29 May (NucNet): Hitachi has agreed to continue negotiations with the UK on a planned £20bn nuclear power station in Wales after the government in London expanded financial support to ease the Japanese group’s concerns about the project’s price tag.
The Tokyo-based conglomerate’s board voted on 28 May 2018 to move ahead with talks.
The vote means the board has accepted the principle of a tripartite investment structure under which Hitachi, the UK government and state-backed Japanese entities would become equal investment partners
According to reports in Japan and the UK, the UK is proposing an equal equity split of about £6.5bn among Hitachi, the UK public-private consortium and a group of government-backed Japanese entities.
Negotiations are said to be continuing on the make-up of the consortiums and other financial details.
The Financial Times reported that another key factor is the strike price – the guaranteed level at which the plant sells electricity – which is still under discussion.

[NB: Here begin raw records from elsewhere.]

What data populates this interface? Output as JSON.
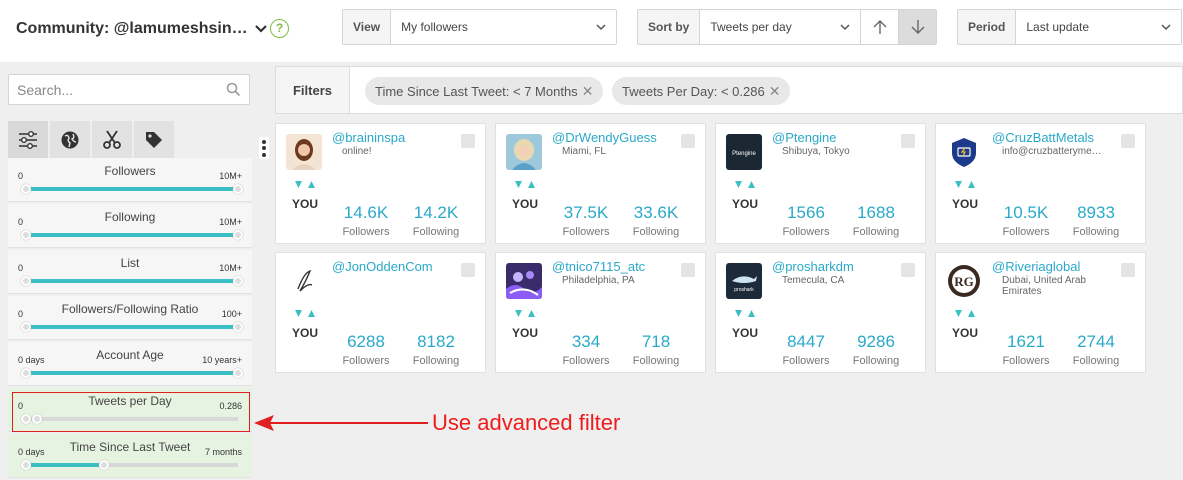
{
  "header": {
    "community_label": "Community: @lamumeshsin…",
    "help": "?"
  },
  "controls": {
    "view": {
      "label": "View",
      "value": "My followers"
    },
    "sort": {
      "label": "Sort by",
      "value": "Tweets per day"
    },
    "period": {
      "label": "Period",
      "value": "Last update"
    }
  },
  "search": {
    "placeholder": "Search..."
  },
  "sidebar_tabs": [
    "filters-icon",
    "globe-icon",
    "scissors-icon",
    "tag-icon"
  ],
  "filters": [
    {
      "name": "Followers",
      "min": "0",
      "max": "10M+",
      "lo": 0,
      "hi": 1,
      "applied": false
    },
    {
      "name": "Following",
      "min": "0",
      "max": "10M+",
      "lo": 0,
      "hi": 1,
      "applied": false
    },
    {
      "name": "List",
      "min": "0",
      "max": "10M+",
      "lo": 0,
      "hi": 1,
      "applied": false
    },
    {
      "name": "Followers/Following Ratio",
      "min": "0",
      "max": "100+",
      "lo": 0,
      "hi": 1,
      "applied": false
    },
    {
      "name": "Account Age",
      "min": "0 days",
      "max": "10 years+",
      "lo": 0,
      "hi": 1,
      "applied": false
    },
    {
      "name": "Tweets per Day",
      "min": "0",
      "max": "0.286",
      "lo": 0,
      "hi": 0.05,
      "applied": true
    },
    {
      "name": "Time Since Last Tweet",
      "min": "0 days",
      "max": "7 months",
      "lo": 0,
      "hi": 0.37,
      "applied": true
    }
  ],
  "filters_bar": {
    "label": "Filters",
    "chips": [
      "Time Since Last Tweet: < 7 Months",
      "Tweets Per Day: < 0.286"
    ]
  },
  "annotation": {
    "text": "Use advanced filter",
    "color": "#ee1c1c"
  },
  "cards": [
    {
      "handle": "@braininspa",
      "location": "online!",
      "you": "YOU",
      "followers": "14.6K",
      "following": "14.2K",
      "avatar": "woman-portrait"
    },
    {
      "handle": "@DrWendyGuess",
      "location": "Miami, FL",
      "you": "YOU",
      "followers": "37.5K",
      "following": "33.6K",
      "avatar": "blonde-portrait"
    },
    {
      "handle": "@Ptengine",
      "location": "Shibuya, Tokyo",
      "you": "YOU",
      "followers": "1566",
      "following": "1688",
      "avatar": "ptengine-logo",
      "avatar_text": "Ptengine"
    },
    {
      "handle": "@CruzBattMetals",
      "location": "info@cruzbatteryme…",
      "you": "YOU",
      "followers": "10.5K",
      "following": "8933",
      "avatar": "shield-battery-logo"
    },
    {
      "handle": "@JonOddenCom",
      "location": "",
      "you": "YOU",
      "followers": "6288",
      "following": "8182",
      "avatar": "signature-logo"
    },
    {
      "handle": "@tnico7115_atc",
      "location": "Philadelphia, PA",
      "you": "YOU",
      "followers": "334",
      "following": "718",
      "avatar": "purple-creature"
    },
    {
      "handle": "@prosharkdm",
      "location": "Temecula, CA",
      "you": "YOU",
      "followers": "8447",
      "following": "9286",
      "avatar": "proshark-logo",
      "avatar_text": "proshark"
    },
    {
      "handle": "@Riveriaglobal",
      "location": "Dubai, United Arab Emirates",
      "you": "YOU",
      "followers": "1621",
      "following": "2744",
      "avatar": "rg-logo",
      "avatar_text": "RG"
    }
  ],
  "stat_labels": {
    "followers": "Followers",
    "following": "Following"
  }
}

The newspaper said the UK government is expected to back a price about £15 a megawatt hour lower than the £92.50/MWh negotiated for the Hinkley Point C nuclear plant that is under development in the UK by EDF.

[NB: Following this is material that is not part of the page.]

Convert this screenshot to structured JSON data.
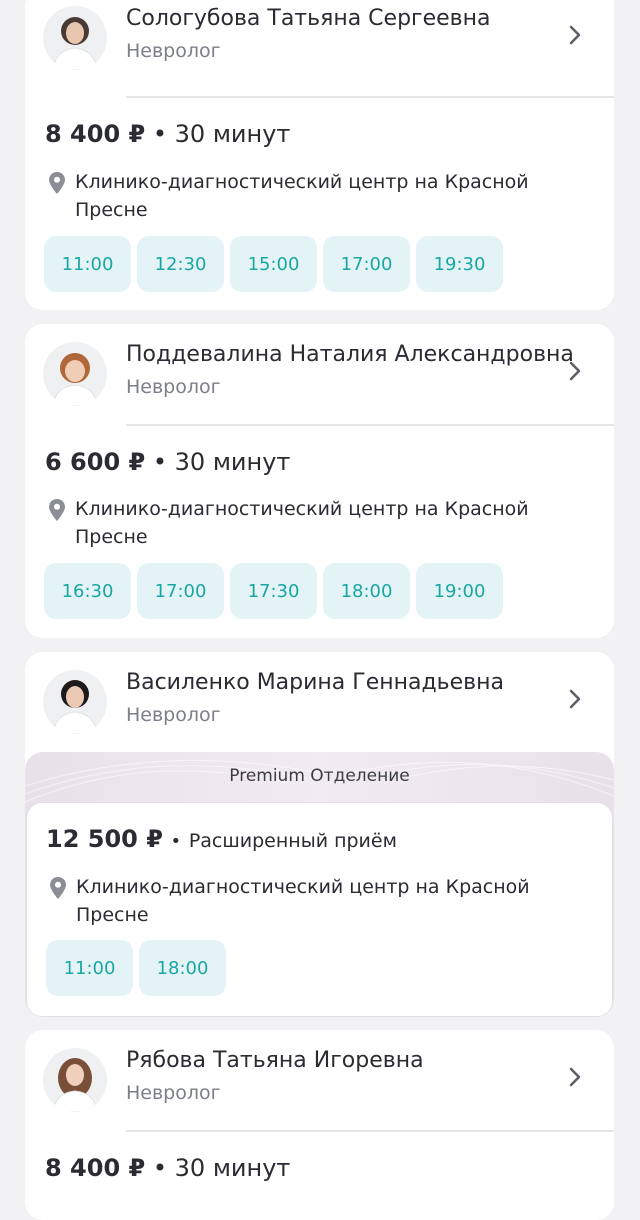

Nucler developer Horizon is planning to build and operate two Hitachi UK Advanced-Boiling Water Reactor (ABWR) units at Wylfa Newydd on the island of Anglesey in north Wales. The company submitted its site application in April 2017.
Last year British media reported that South Korea’s state-owned Korea Hydro and Nuclear Power (KHNP) was in early talks to buy a stake in the project. The reports said KHNP, a subsidiary of Korea Electric Power Corporation, could invest in Horizon as a minority shareholder along with the governments of Japan and the UK.